While the Philippine government is keeping to its economic growth target of 5.7 to 6.3 percent for 2006, local and foreign institutions are forecasting a more modest growth band of 4 to 5 percent. We believe these latter estimates to be more realistic than the official numbers, given the external and domestic factors that could impact to affect economic performance this year. Our own growth forecast of 4 to 5 percent for 2005 turned out to be accurate (although perhaps there was more luck in that than we should probably admit). 
Importantly, the agriculture and fishery sector is expected to return to better growth levels (of 3 to 4 percent) this year, in the expectation that the El Nio-influenced dry spells will not cause as much damage as they have done in recent years. Many areas, especially in Mindanao have been ravaged by drought and consequent crop failure, sometimes reducing whole provinces to poverty.
The industry sector is forecast to grow this year at between 3 to 4 percent, with the expected recovery in construction and a modest increase in mining activity as a number of pre-existing projects become fully commercialised. The best performer is expected to again be the services sector which is most likely to grow at a range of 4.5 to 5.5 percent on the back of the buoyant telecommunication, IT and travel sectors.

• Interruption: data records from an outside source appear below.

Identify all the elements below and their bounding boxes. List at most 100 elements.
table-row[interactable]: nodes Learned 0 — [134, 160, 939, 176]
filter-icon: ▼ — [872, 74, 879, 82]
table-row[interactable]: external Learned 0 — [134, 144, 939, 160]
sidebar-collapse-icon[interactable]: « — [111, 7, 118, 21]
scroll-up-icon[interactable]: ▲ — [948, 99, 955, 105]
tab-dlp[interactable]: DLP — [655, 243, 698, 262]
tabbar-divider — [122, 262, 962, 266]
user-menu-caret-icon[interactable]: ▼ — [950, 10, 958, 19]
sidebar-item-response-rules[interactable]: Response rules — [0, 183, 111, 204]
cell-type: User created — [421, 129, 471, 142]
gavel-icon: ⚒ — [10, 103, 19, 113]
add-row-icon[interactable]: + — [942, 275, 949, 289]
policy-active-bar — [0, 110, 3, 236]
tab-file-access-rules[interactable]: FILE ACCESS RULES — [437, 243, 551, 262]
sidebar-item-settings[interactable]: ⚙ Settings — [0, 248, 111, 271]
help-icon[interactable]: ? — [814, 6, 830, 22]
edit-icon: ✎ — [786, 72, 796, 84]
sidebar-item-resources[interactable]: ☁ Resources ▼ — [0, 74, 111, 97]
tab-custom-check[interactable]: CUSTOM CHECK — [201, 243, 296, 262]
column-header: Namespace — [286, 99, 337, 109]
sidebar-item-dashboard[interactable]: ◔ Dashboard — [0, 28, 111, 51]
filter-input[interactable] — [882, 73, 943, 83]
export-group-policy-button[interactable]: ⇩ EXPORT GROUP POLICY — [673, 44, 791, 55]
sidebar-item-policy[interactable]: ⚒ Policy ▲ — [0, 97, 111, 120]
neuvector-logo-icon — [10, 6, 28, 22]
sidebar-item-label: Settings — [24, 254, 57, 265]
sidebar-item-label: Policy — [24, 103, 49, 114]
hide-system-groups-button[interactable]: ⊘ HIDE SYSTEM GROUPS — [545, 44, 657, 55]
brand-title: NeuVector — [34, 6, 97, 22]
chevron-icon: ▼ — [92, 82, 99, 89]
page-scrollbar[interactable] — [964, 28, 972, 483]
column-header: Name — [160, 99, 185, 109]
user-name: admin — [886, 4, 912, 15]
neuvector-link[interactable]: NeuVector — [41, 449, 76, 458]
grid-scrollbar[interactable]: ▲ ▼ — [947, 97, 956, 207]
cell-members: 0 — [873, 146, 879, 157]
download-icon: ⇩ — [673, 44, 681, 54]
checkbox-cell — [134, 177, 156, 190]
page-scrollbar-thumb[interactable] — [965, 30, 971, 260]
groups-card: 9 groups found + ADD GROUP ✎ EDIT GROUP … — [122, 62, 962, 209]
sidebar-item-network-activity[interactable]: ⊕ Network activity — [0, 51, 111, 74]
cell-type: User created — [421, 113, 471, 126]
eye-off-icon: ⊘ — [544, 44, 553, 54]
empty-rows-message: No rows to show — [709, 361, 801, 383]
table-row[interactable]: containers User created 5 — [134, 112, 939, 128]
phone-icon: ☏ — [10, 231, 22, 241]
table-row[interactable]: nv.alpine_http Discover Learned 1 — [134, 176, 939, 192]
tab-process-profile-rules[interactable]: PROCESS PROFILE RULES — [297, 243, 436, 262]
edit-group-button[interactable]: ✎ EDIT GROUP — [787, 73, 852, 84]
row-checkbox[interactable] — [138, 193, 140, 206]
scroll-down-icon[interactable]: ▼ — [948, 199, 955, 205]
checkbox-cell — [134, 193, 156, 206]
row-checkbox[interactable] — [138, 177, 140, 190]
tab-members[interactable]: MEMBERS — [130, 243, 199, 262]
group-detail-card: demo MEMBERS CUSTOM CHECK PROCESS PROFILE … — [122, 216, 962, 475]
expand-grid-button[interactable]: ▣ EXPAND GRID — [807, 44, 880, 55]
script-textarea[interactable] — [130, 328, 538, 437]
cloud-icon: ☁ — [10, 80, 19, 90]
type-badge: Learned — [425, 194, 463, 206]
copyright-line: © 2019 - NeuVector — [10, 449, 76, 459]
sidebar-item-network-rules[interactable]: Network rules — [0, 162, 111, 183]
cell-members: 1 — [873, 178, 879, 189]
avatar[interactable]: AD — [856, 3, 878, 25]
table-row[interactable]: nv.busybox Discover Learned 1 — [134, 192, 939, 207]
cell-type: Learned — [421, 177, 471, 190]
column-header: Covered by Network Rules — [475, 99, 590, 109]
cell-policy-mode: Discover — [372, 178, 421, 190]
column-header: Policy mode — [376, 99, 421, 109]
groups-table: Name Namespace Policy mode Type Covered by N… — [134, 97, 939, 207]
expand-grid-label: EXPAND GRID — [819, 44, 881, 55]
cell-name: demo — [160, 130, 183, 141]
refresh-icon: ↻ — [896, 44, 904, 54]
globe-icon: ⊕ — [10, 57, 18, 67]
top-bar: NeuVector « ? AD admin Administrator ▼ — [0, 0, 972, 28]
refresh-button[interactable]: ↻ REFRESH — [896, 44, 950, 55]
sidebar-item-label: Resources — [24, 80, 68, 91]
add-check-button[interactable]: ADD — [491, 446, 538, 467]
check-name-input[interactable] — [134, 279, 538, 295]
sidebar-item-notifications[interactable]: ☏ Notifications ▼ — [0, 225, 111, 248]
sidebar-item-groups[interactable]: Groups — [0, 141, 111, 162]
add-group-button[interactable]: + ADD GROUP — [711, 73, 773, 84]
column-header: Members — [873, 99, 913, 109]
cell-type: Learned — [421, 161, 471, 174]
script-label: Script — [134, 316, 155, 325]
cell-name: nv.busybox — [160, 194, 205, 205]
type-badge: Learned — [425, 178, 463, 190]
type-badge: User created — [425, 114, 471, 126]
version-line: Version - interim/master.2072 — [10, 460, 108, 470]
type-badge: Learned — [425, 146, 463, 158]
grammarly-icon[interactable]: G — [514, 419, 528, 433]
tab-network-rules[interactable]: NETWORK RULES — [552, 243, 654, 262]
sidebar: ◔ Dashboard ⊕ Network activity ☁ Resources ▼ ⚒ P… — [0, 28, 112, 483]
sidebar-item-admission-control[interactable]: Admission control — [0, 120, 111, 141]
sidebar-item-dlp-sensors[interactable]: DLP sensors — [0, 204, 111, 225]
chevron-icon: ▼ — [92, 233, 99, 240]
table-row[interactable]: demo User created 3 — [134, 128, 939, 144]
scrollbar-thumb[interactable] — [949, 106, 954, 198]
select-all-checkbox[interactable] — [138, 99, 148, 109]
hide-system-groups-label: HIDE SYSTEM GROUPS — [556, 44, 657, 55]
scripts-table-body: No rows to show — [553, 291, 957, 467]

The sad fact though is that among Southeast Asian countries, the Philippines may once again lag behind in growth performance, although it is one of the least vulnerable to emergency risks such as bird flu outbreak.
We would also be remiss if we did not take note of the fact that despite the picture of economic health painted by the macro statistics is the fact that the great bulk of the population does not appear so far to have benefited from the improving numbers. Of course, lag effects in the economy are a major factor and there is some hope that with the improving economic fundamentals and a reduction of the debt service payments abroad, resources will be freed up to invest in social infrastructure-particularly in the delivery of quality education, health and nutrition services.
But the truth is that systemic imbalances also play a large role and, for the present, will continue to do so. Far too much revenue continues to be lost to corruption and there are serious doubts as to whether this will improve under a parliamentary system of government. In fact, the key role played by congressional leaders in the selected release of funds to local government units, suggests that the problem could actually get worse until such time as local government units are given greater powers to raise their own revenue or their revenue allocations become a matter of automatic appropriation. At the moment, with the Treasury desperately trying to balance the books and attend to competing needs, nothing is automatic. 
The opportunity to make a clean sweep of the bureaucracy and to introduce a meritocracy throughout the civil service has probably been lost for the foreseeable future. We have already pointed out elsewhere that the ability of the president to hire and fire goes much deeper in the Philippines than in any other Asian country and so far we have not seen anything in the recommendations of the Constitutional Review Commissions that would curtail this power of appointment.
As we head in the new year, there is more reason for optimism than pessimism but it is a conditional optimism tempered by the fact that the Philippines is marching to the beat of the same well-worn drum.